Incorrect, The reason we have x86, and not some other's ISA, is simply because IBM, and rightly so, wanted a second source of x86 supplies independent of Intel's providing IBM with x86 parts. This is classic supply chain economics, and every industry that relies on parts always needs a second INDIPENDENT source of parts/materials. IBM forced Intel to cross license the x86 ISA, And only the ISA, with AMD and a few others, to keep its supplies of x86 at a competitively low price. There are many microarchitectures/ISAs that offer backwards compatibility for software/legacy software reasons.

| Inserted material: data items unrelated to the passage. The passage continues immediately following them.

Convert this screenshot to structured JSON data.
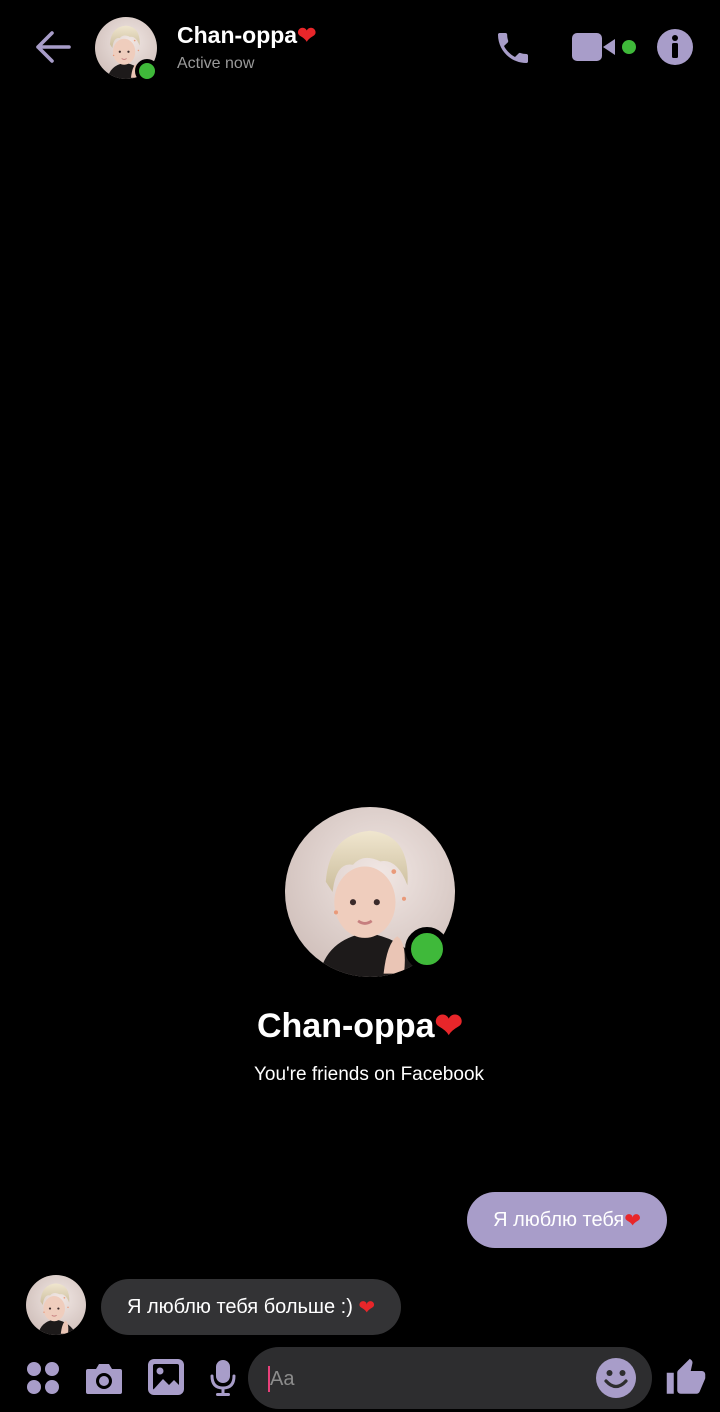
{
  "header": {
    "contact_name": "Chan-oppa",
    "status": "Active now"
  },
  "profile": {
    "name": "Chan-oppa",
    "subtitle": "You're friends on Facebook"
  },
  "messages": [
    {
      "direction": "outgoing",
      "text": "Я люблю тебя"
    },
    {
      "direction": "incoming",
      "text": "Я люблю тебя больше :) "
    }
  ],
  "composer": {
    "placeholder": "Aa"
  },
  "icons": {
    "back": "arrow-left-icon",
    "call": "phone-icon",
    "video": "video-camera-icon",
    "info": "info-icon",
    "apps": "apps-grid-icon",
    "camera": "camera-icon",
    "gallery": "image-icon",
    "mic": "microphone-icon",
    "emoji": "emoji-icon",
    "like": "thumbs-up-icon",
    "heart": "heart-icon"
  },
  "colors": {
    "accent": "#a89dc9",
    "online": "#3fb93a",
    "heart": "#e8262a",
    "incoming_bubble": "#333335",
    "background": "#000000"
  }
}
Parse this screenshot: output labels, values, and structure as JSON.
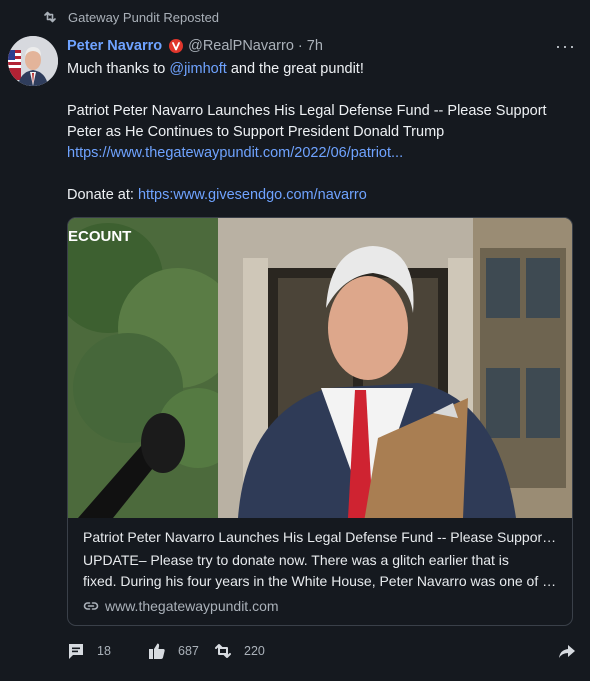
{
  "repost": {
    "label": "Gateway Pundit Reposted",
    "icon": "repost-icon"
  },
  "post": {
    "author_name": "Peter Navarro",
    "handle": "@RealPNavarro",
    "separator": "·",
    "time": "7h",
    "more_label": "···",
    "lines": {
      "l1_pre": "Much thanks to ",
      "l1_mention": "@jimhoft",
      "l1_post": " and the great pundit!",
      "l3": "Patriot Peter Navarro Launches His Legal Defense Fund -- Please Support",
      "l4": "Peter as He Continues to Support President Donald Trump",
      "l5_link": "https://www.thegatewaypundit.com/2022/06/patriot...",
      "l7_pre": "Donate at: ",
      "l7_link": "https:www.givesendgo.com/navarro"
    }
  },
  "card": {
    "image_label": "ECOUNT",
    "title": "Patriot Peter Navarro Launches His Legal Defense Fund -- Please Support Peter as He Continues to Support President Donald Trump",
    "desc_line1": "UPDATE–  Please try to donate now.  There was a glitch earlier that is",
    "desc_line2": "fixed. During his four years in the White House, Peter Navarro was one of the most effective",
    "domain": "www.thegatewaypundit.com",
    "domain_icon": "link-icon"
  },
  "actions": {
    "replies": "18",
    "likes": "687",
    "reposts": "220"
  },
  "colors": {
    "background": "#15191f",
    "accent_link": "#6fa3ff",
    "muted": "#aab1b9",
    "verified": "#e0362c"
  }
}
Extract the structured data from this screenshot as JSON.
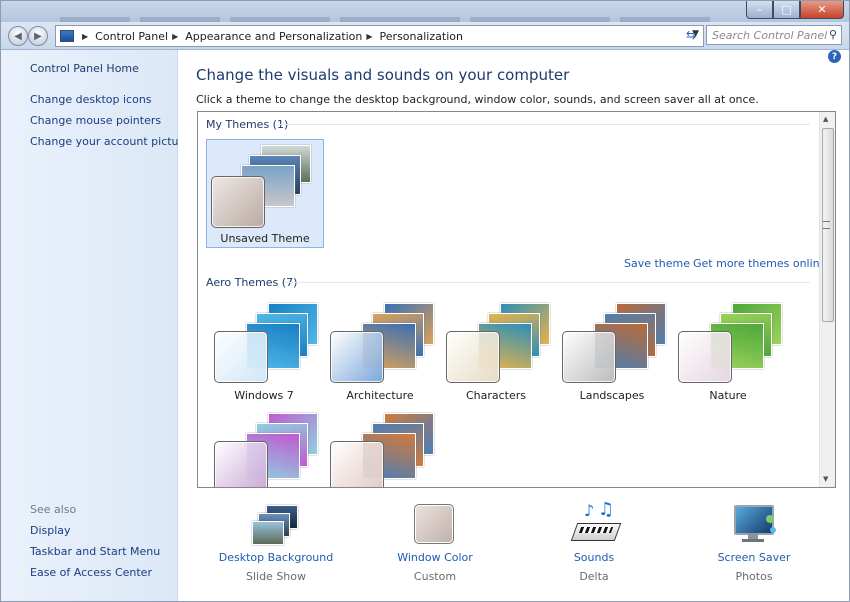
{
  "window": {
    "minimize": "–",
    "maximize": "□",
    "close": "✕"
  },
  "address": {
    "breadcrumbs": [
      "Control Panel",
      "Appearance and Personalization",
      "Personalization"
    ],
    "search_placeholder": "Search Control Panel"
  },
  "leftnav": {
    "home": "Control Panel Home",
    "tasks": [
      "Change desktop icons",
      "Change mouse pointers",
      "Change your account picture"
    ],
    "see_also_label": "See also",
    "see_also": [
      "Display",
      "Taskbar and Start Menu",
      "Ease of Access Center"
    ]
  },
  "main": {
    "title": "Change the visuals and sounds on your computer",
    "description": "Click a theme to change the desktop background, window color, sounds, and screen saver all at once.",
    "my_themes_label": "My Themes (1)",
    "my_themes": [
      {
        "name": "Unsaved Theme"
      }
    ],
    "save_theme": "Save theme",
    "get_more": "Get more themes online",
    "aero_label": "Aero Themes (7)",
    "aero_themes": [
      {
        "name": "Windows 7",
        "colors": [
          "#1a7fc4",
          "#4fb8e8"
        ],
        "glass": "#cfe6f7"
      },
      {
        "name": "Architecture",
        "colors": [
          "#3b6fb5",
          "#d9a25a"
        ],
        "glass": "#7ba7dc"
      },
      {
        "name": "Characters",
        "colors": [
          "#2c8fb8",
          "#e6b34d"
        ],
        "glass": "#e7dcc2"
      },
      {
        "name": "Landscapes",
        "colors": [
          "#b86a3a",
          "#4f7fae"
        ],
        "glass": "#bcbcbc"
      },
      {
        "name": "Nature",
        "colors": [
          "#4ea63a",
          "#9bd35a"
        ],
        "glass": "#e5d5e0"
      },
      {
        "name": "",
        "colors": [
          "#c05ad0",
          "#8ed0e0"
        ],
        "glass": "#c9a6d6"
      },
      {
        "name": "",
        "colors": [
          "#d27a3a",
          "#4a7eb8"
        ],
        "glass": "#e3c9c2"
      }
    ]
  },
  "bottom": [
    {
      "label": "Desktop Background",
      "sub": "Slide Show",
      "icon": "desktop-background-icon"
    },
    {
      "label": "Window Color",
      "sub": "Custom",
      "icon": "window-color-icon"
    },
    {
      "label": "Sounds",
      "sub": "Delta",
      "icon": "sounds-icon"
    },
    {
      "label": "Screen Saver",
      "sub": "Photos",
      "icon": "screen-saver-icon"
    }
  ],
  "help_glyph": "?"
}
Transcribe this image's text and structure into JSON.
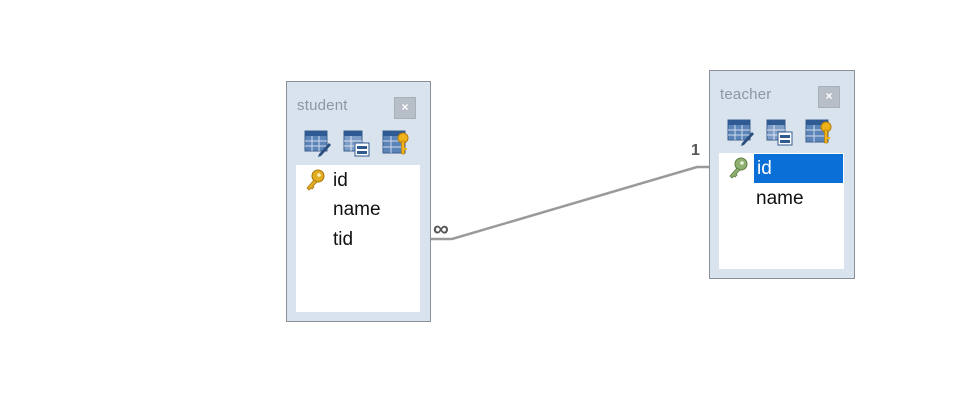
{
  "tables": [
    {
      "key": "student",
      "title": "student",
      "close_label": "×",
      "tools": [
        "table-edit-icon",
        "table-design-icon",
        "table-key-icon"
      ],
      "fields": [
        {
          "name": "id",
          "primary_key": true,
          "selected": false
        },
        {
          "name": "name",
          "primary_key": false,
          "selected": false
        },
        {
          "name": "tid",
          "primary_key": false,
          "selected": false
        }
      ]
    },
    {
      "key": "teacher",
      "title": "teacher",
      "close_label": "×",
      "tools": [
        "table-edit-icon",
        "table-design-icon",
        "table-key-icon"
      ],
      "fields": [
        {
          "name": "id",
          "primary_key": true,
          "selected": true
        },
        {
          "name": "name",
          "primary_key": false,
          "selected": false
        }
      ]
    }
  ],
  "relationship": {
    "from_table": "student",
    "from_field": "tid",
    "to_table": "teacher",
    "to_field": "id",
    "from_cardinality": "∞",
    "to_cardinality": "1"
  },
  "colors": {
    "selection": "#0a6fd6",
    "primary_key_gold": "#d9a520",
    "primary_key_green": "#7aa05a",
    "link_line": "#9a9a9a"
  }
}
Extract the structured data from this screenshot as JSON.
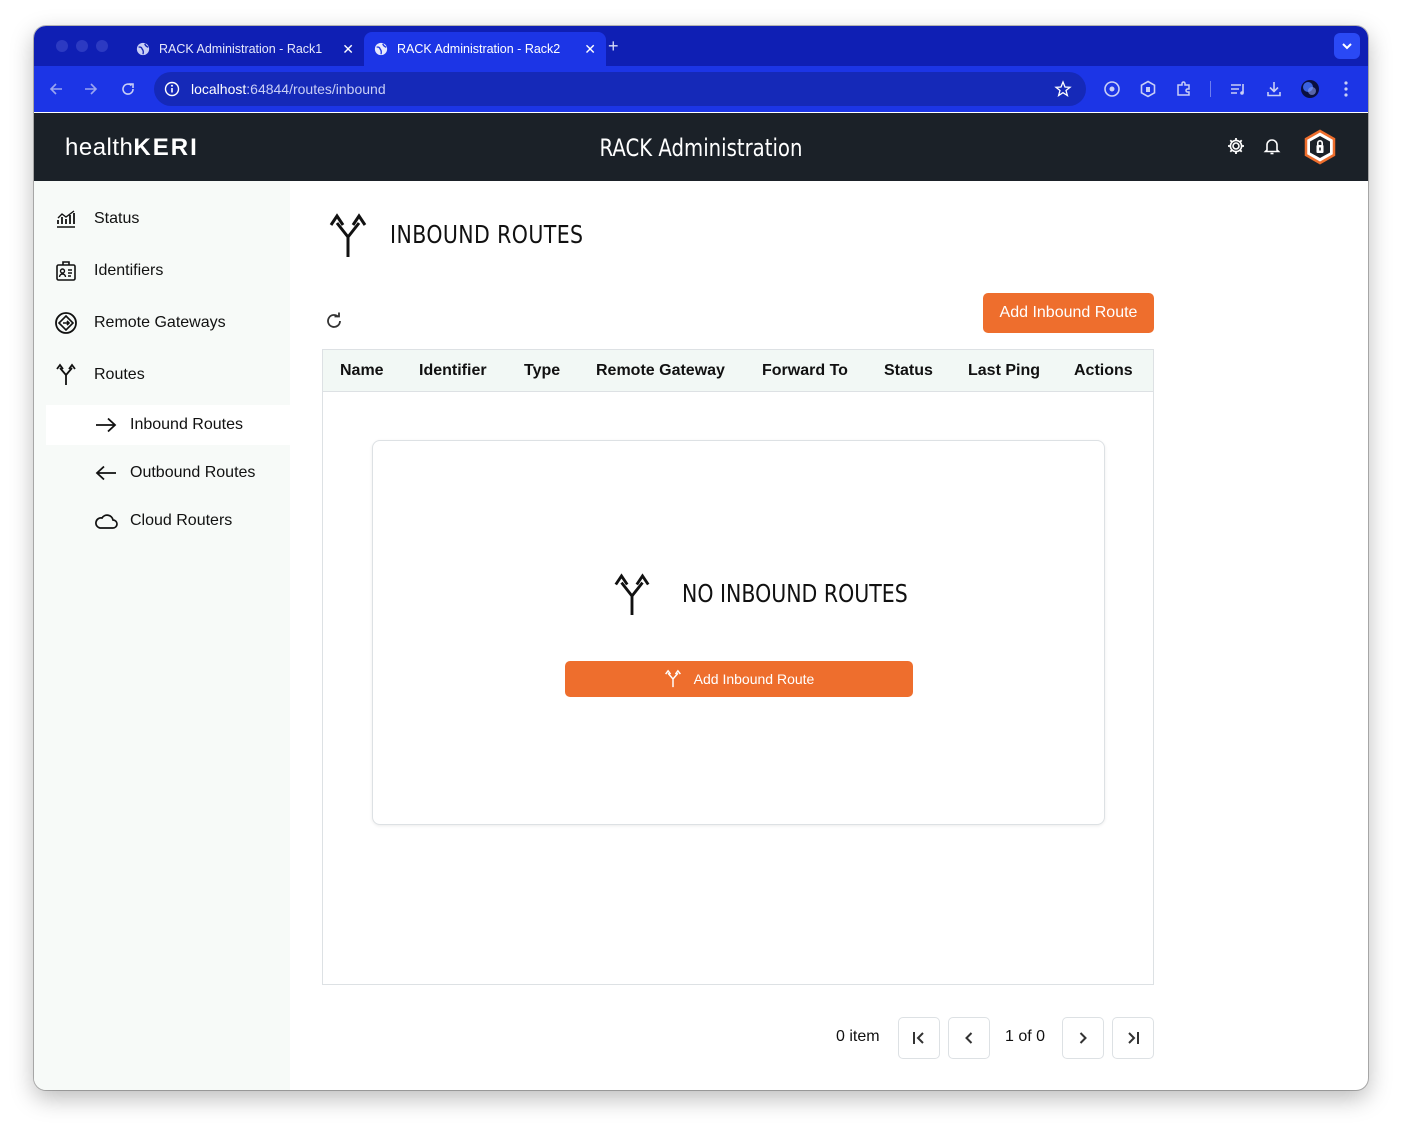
{
  "browser": {
    "tabs": [
      {
        "title": "RACK Administration - Rack1",
        "active": false
      },
      {
        "title": "RACK Administration - Rack2",
        "active": true
      }
    ],
    "url_host": "localhost",
    "url_rest": ":64844/routes/inbound"
  },
  "header": {
    "logo_part1": "health",
    "logo_part2": "KERI",
    "title": "RACK Administration"
  },
  "sidebar": {
    "items": [
      {
        "label": "Status",
        "icon": "chart-icon"
      },
      {
        "label": "Identifiers",
        "icon": "id-card-icon"
      },
      {
        "label": "Remote Gateways",
        "icon": "gateway-icon"
      },
      {
        "label": "Routes",
        "icon": "routes-icon"
      }
    ],
    "subitems": [
      {
        "label": "Inbound Routes",
        "icon": "arrow-right-icon",
        "active": true
      },
      {
        "label": "Outbound Routes",
        "icon": "arrow-left-icon",
        "active": false
      },
      {
        "label": "Cloud Routers",
        "icon": "cloud-icon",
        "active": false
      }
    ]
  },
  "main": {
    "page_title": "INBOUND ROUTES",
    "add_button": "Add Inbound Route",
    "columns": [
      "Name",
      "Identifier",
      "Type",
      "Remote Gateway",
      "Forward To",
      "Status",
      "Last Ping",
      "Actions"
    ],
    "empty_title": "NO INBOUND ROUTES",
    "empty_button": "Add Inbound Route"
  },
  "pagination": {
    "count": "0 item",
    "page": "1 of 0"
  },
  "colors": {
    "accent": "#ee6e2d",
    "header_bg": "#1b2128",
    "browser_blue": "#1c35e6"
  }
}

Too bad IBM did not do that with CPM, and MSDOS, instead of partnering with M$ and co-developing OS/2, Way to get shafted Big Blue!

The market is just now getting over its dependency on x86, and hopefully there will be more completion it the OS market, now that IBM is partnering with the makers of enterprise Linux distributions.

Collie, your Folk etymologies, false cognates, malapropisms, post hoc fallacies, and out right incorrect tautologies, never cease to amaze!

January 11, 2015 | 01:44 PM - Posted by Anonymous (not verified)

Edit: completion it
To: competition in

man IE11's autocorrect is aggressive, and my proof reading is booze addled!

August 12, 2015 | 01:59 PM - Posted by Cornell (not verified)

Your means of describing everything in this piece of writing is genuinely nice, all be capable of effortlessly be aware of it, Thanks a lot.

Feel free to visit my web page ... Home Design Ideas Plans

January 11, 2015 | 05:16 PM - Posted by -- (not verified)

we use monitors because we have eyeballs.
we use keyboards because we have fingers.

you'd be hard pressed to find a faster input method then a keyboard, that is if you ever learned how to type.

January 12, 2015 | 09:25 AM - Posted by Anonymous (not verified)

^ now that is poppy-cock.
The best minds in the world were put to the task they would all come up with a rectangle.

January 11, 2015 | 11:18 AM - Posted by collie


January 11, 2015 | 01:31 PM - Posted by Facethewolf (not verified)

I was thinking it looked most like one of the jet engines of a pod racer in Star Wars Episode I. The imperial shuttle had 3 wings and a nose.